By Naomi Gish
Oregon Shakespeare Festival actors Jeremy Thompson and Omoze Adhenre entertained and tutored Peninsula College students on Nov. 19 in the Little Theater.
Invited by English professors Kate Reavy and Janet Lucus, the duo were on their second to last stop on a six-week adventure of visiting schools; junior high, high school and college level, in Washington and Oregon.
Performing Hamlet with only two actors called for some quick costume changes that comically consisted of chiefly tiara or necktie substitutions that were taken place in an instant.
The impressive team not only performed a dozen or so characters in their version of Hamlet, but also jumped into narrator mode at any moment, to guide their audience.
Thespians, though they were, the traveling troupe wore many hats that day as they, following their performances, led a workshop for a small group of students and interested community members.
The theme for the lesson was storytelling.

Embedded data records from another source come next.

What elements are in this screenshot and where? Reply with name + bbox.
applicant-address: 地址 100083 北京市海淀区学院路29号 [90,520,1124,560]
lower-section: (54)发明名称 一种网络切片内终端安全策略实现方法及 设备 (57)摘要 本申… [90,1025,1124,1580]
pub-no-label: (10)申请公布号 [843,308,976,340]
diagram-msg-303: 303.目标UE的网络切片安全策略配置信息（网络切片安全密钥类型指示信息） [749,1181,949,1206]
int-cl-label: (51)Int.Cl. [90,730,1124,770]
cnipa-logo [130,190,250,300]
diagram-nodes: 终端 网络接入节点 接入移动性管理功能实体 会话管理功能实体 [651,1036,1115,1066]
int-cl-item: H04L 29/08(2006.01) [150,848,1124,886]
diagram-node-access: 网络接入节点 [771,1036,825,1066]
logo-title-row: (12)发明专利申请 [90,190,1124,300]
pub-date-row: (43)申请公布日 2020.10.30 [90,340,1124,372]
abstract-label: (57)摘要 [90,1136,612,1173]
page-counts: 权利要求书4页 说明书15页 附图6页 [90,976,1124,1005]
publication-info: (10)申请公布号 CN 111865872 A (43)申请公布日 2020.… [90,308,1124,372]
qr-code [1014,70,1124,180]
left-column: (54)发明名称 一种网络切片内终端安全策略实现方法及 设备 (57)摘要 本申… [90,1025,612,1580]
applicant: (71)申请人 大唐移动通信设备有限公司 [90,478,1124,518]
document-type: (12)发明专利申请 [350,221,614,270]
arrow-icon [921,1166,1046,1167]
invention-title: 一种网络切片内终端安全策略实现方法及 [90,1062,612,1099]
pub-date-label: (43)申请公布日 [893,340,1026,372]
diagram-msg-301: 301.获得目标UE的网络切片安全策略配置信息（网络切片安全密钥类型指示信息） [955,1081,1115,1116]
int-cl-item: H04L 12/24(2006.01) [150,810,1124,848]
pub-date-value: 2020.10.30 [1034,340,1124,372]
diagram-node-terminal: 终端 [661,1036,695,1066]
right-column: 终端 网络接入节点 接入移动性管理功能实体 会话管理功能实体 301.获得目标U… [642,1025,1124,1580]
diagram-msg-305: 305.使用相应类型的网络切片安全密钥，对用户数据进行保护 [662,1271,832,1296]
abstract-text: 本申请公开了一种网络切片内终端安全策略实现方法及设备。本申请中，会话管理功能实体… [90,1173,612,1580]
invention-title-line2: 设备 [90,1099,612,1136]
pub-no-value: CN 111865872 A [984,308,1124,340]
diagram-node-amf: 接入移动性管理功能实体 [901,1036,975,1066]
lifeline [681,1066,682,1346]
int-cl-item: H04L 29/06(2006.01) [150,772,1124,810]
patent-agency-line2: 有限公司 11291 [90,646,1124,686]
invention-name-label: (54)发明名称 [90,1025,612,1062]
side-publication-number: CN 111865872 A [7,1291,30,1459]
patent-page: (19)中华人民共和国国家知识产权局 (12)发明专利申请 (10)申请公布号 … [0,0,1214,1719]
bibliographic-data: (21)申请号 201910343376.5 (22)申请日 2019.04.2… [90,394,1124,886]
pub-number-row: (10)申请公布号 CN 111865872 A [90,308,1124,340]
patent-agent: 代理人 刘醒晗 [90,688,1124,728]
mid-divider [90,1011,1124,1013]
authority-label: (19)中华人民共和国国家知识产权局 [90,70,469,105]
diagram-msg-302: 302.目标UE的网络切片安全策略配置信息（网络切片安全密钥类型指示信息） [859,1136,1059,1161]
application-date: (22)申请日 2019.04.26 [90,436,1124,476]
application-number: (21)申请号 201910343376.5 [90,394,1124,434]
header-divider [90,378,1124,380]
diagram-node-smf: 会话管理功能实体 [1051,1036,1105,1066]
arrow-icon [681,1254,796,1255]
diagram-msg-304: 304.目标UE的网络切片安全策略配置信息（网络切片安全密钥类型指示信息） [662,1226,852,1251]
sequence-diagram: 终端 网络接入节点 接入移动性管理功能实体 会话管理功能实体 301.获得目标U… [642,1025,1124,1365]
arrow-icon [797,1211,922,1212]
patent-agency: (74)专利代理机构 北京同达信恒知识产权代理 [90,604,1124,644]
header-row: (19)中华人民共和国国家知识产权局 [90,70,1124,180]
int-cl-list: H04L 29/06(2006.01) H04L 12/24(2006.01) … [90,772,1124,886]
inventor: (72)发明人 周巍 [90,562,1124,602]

With a few group exercises amid many shared laughs and new insights, students partook in telling one word stories with a partner, ultimately concluding in a tale as mystifying listened to as it was entertaining to create.
Continuing with Shakespeare, “the master of the one sentence story” Adhenre said, participants created “sculptured” lines where one would mold another physically into a statue expressing one line from the Ghosts monologue in Hamlet.
Further breaking down the four-tiered piece from Shakespeare’s perhaps most familiar play, students began to understand the tongue and mind twisting soliloquy for the depth and spirit it really possessed, which is possibly to understand with the right tutor.
At every chance, the Portland actors asked participants to give ideas behind the Ghosts words of choice and everyone decided upon a new appreciation for the physical involvement when it all was over.